Because I saw it. The secret. I don’t know how, but I did, as clearly as if someone whispered it in my ear. I saw it, and Ott saw me see it. Tears flowed from both eyes simultaneously. It would have been so easy to destroy him. To let time start up again, to expose him in front of everyone. But that would only hurt him more. And the more someone is hurting, the more likely it is that they’ll hurt others.
“Is that all?” I said, stepping closer. “A little thing like that?”
He hissed, “I don’t know what you’re talking about,” but by now the tears were a torrent.
“You did something naughty with another boy,” I said. “You were twelve. He was twelve. Baseball camp.”
I’m pretty sure Ott was trying to say How did you know that, but the words weren’t coming out as words at all. More like wails.
“And you’ve been miserable about that ever since.”
He wiped one eye with a clumsy, shaking hand. And nodded the tiniest of nods.
“Do you know how many straight kids mess around? It’s just curiosity. I’m not going to tell anyone,” I said.
He flinched. Made eye contact. Looked confused, mistrustful.
“You’re fine, Ott.”
The world around us sped up. Sound bled back in, slowly. The statues of our fellow partygoers came back to life.
“You fucking asshole,” Tariq said to Ott, his fist still drawn back.
“It’s okay,” I said. “Really. We’re cool.”
Ott stared at me, mouth open, terrified, confused, but not crying anymore.
“Right, Ott? We’re cool?”
Ott nodded.
“I’ll get you a change of clothes,” Bastien said, as baffled as Tariq was.
RULE #40
Few things are more frightening to the body than getting what it most wants. Because what are you, when you get the thing you’ve shaped your whole identity around wanting?
DAY: 30, CONTINUED . . .
Two hours later, Tariq took me home. We stayed till the party had mostly wound down, after most of the people had gone home. I hadn’t been looking at my watch every thirty seconds either or desperately wishing I was somewhere else.

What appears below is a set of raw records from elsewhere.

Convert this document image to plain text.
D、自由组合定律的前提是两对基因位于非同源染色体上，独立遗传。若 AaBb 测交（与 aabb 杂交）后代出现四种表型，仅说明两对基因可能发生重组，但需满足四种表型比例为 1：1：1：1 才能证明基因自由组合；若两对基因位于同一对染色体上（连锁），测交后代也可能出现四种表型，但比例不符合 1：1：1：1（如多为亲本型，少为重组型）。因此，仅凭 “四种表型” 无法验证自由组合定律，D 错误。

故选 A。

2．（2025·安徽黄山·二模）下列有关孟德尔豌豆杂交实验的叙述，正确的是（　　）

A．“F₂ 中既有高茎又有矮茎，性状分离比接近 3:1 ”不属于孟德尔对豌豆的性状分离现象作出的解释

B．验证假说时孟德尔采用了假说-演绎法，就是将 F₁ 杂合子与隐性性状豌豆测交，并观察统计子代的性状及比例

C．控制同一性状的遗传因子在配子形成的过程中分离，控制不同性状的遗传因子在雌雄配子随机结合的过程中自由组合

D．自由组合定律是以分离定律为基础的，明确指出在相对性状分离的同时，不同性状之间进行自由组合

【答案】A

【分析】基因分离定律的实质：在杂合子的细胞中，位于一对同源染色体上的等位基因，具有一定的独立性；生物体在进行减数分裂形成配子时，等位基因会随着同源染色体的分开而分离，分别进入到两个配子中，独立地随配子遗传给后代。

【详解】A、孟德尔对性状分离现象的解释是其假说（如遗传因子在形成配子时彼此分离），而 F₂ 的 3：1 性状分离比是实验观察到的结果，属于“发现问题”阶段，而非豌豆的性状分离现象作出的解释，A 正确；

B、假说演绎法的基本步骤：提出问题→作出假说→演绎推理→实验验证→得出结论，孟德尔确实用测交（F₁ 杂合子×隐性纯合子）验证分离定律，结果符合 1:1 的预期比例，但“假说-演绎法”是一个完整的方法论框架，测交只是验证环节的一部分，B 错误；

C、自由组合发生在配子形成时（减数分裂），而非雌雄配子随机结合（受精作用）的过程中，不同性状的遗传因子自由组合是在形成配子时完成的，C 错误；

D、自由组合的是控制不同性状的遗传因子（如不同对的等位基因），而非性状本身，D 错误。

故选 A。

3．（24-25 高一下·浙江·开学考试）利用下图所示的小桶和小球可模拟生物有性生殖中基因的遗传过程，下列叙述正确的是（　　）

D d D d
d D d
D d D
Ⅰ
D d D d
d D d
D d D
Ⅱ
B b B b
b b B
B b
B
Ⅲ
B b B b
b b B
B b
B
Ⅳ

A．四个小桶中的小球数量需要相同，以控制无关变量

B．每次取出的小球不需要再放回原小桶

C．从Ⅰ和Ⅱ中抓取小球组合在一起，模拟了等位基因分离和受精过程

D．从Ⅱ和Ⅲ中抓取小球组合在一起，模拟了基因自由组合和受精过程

“Admit it,” he said, pulling out of Bastien’s long driveway. “You had a good time.”
“I had a good time,” I said.
“I think you broke Ott’s brain, though,” he said. “That’s the best explanation I can come up with. He tried to pick a fight, wanted an excuse to beat the shit out of you, and you pulled that Gandhi nonviolence turn-the-other-cheek thing, and he just did not know how to handle it.”
“You think so?”
“I know so.”
And yeah, he was pretty much right. Maybe he didn’t know the whole story, but he didn’t need to. No one did. Ott’s problems belonged to no one but him.
Tariq was happy. I was happy. One in the morning, and the town belonged to us. Not even the reek of pig waste on the wind could bring me down.

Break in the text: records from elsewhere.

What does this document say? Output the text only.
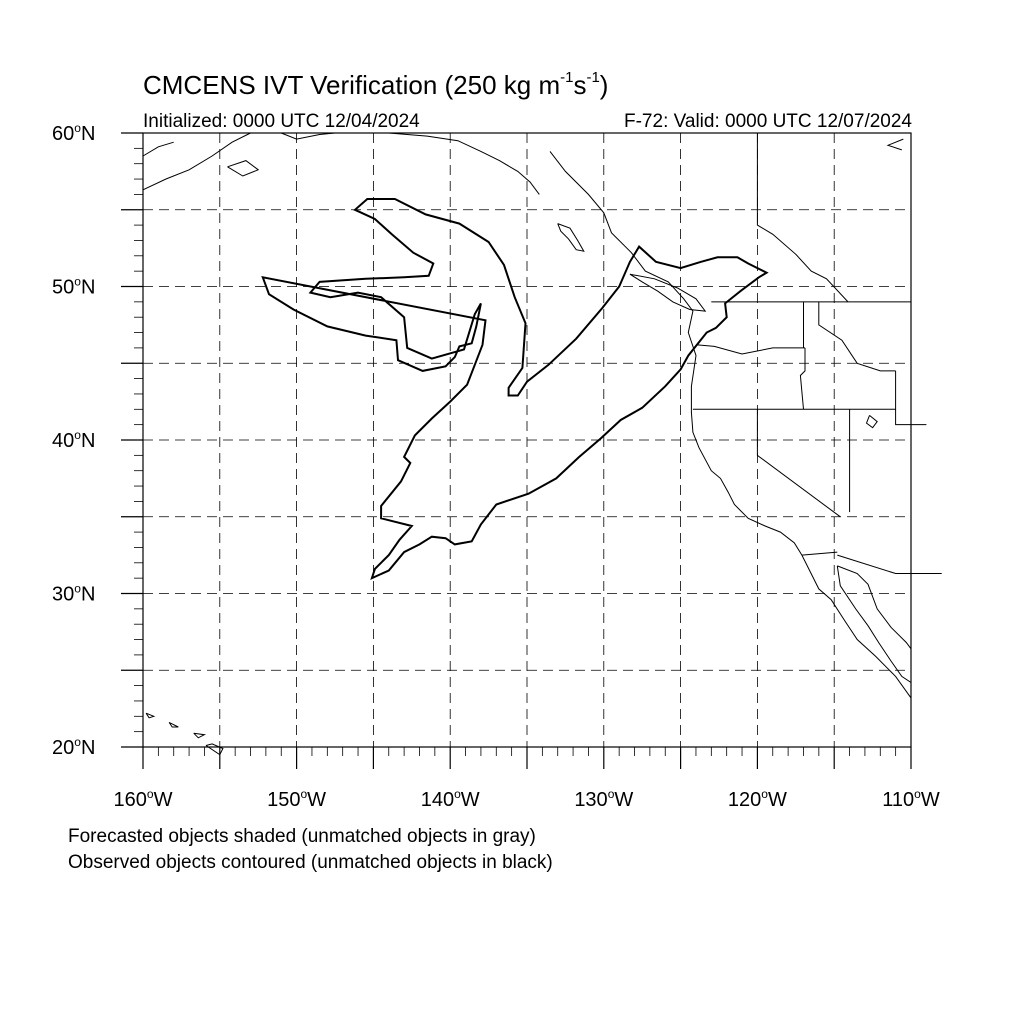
CMCENS IVT Verification (250 kg $m^{-1}s^{-1}$)
Initialized: 0000 UTC 12/04/2024	F-72: Valid: 0000 UTC 12/07/2024
60$^o$N
50$^o$N
40$^o$N
30$^o$N
20$^o$N
160$^o$W	150$^o$W	140$^o$W	130$^o$W	120$^o$W	110$^o$W
Forecasted objects shaded (unmatched objects in gray)
Observed objects contoured (unmatched objects in black)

“And you look sharp in those clothes. Who knew you had some preppy in you?”
“Shut up,” I said. “You know I’d never wear any colors this bright.”
But they were nice clothes. Way nicer than anything I owned. And I enjoyed the way they were too big on me. Like I was slimmer than even soccer-skinny Bastien.
“Pull over here,” I said when he’d turned off the main highway, and onto the narrow road through the woods where I lived. “I don’t want to say good night to you just yet.”
He unbuckled his seat belt and came across. We kissed in darkness, in silence, moving to the rhythm of the clicking of his hazard lights.
“I really want to get in your pants,” he whispered.
“I know,” I said.
“So? Why don’t we?” He put his hand on my thigh, then pushed it up to grasp me through the fabric of my pants.
“I want to,” I said. “I’m just . . .”
“Afraid?”
“Yeah.”
“Afraid of what? You want to get tested for STDs together? Planned Parenthood does it. I’ll do it for you.”
I’m afraid it can’t possibly be as good as I’ve been imagining it will be— Afraid it will be better—
Afraid that once we do it, I’ll be your helpless slave forever— Afraid you’ll see me naked and be disgusted and never speak to me again— “I don’t know.”
He kissed my neck, put two warm hands under my shirt.
“Stop,” I said, praying he wouldn’t.
He slid one hand up, to grab my chest, and the other down, past my waistband, to grab me.
“Stop,” I said, pushing him back.
“Fine.” He gripped the wheel, hard, with both hands.
“I wish I was ready,” I said. “But I’m not.”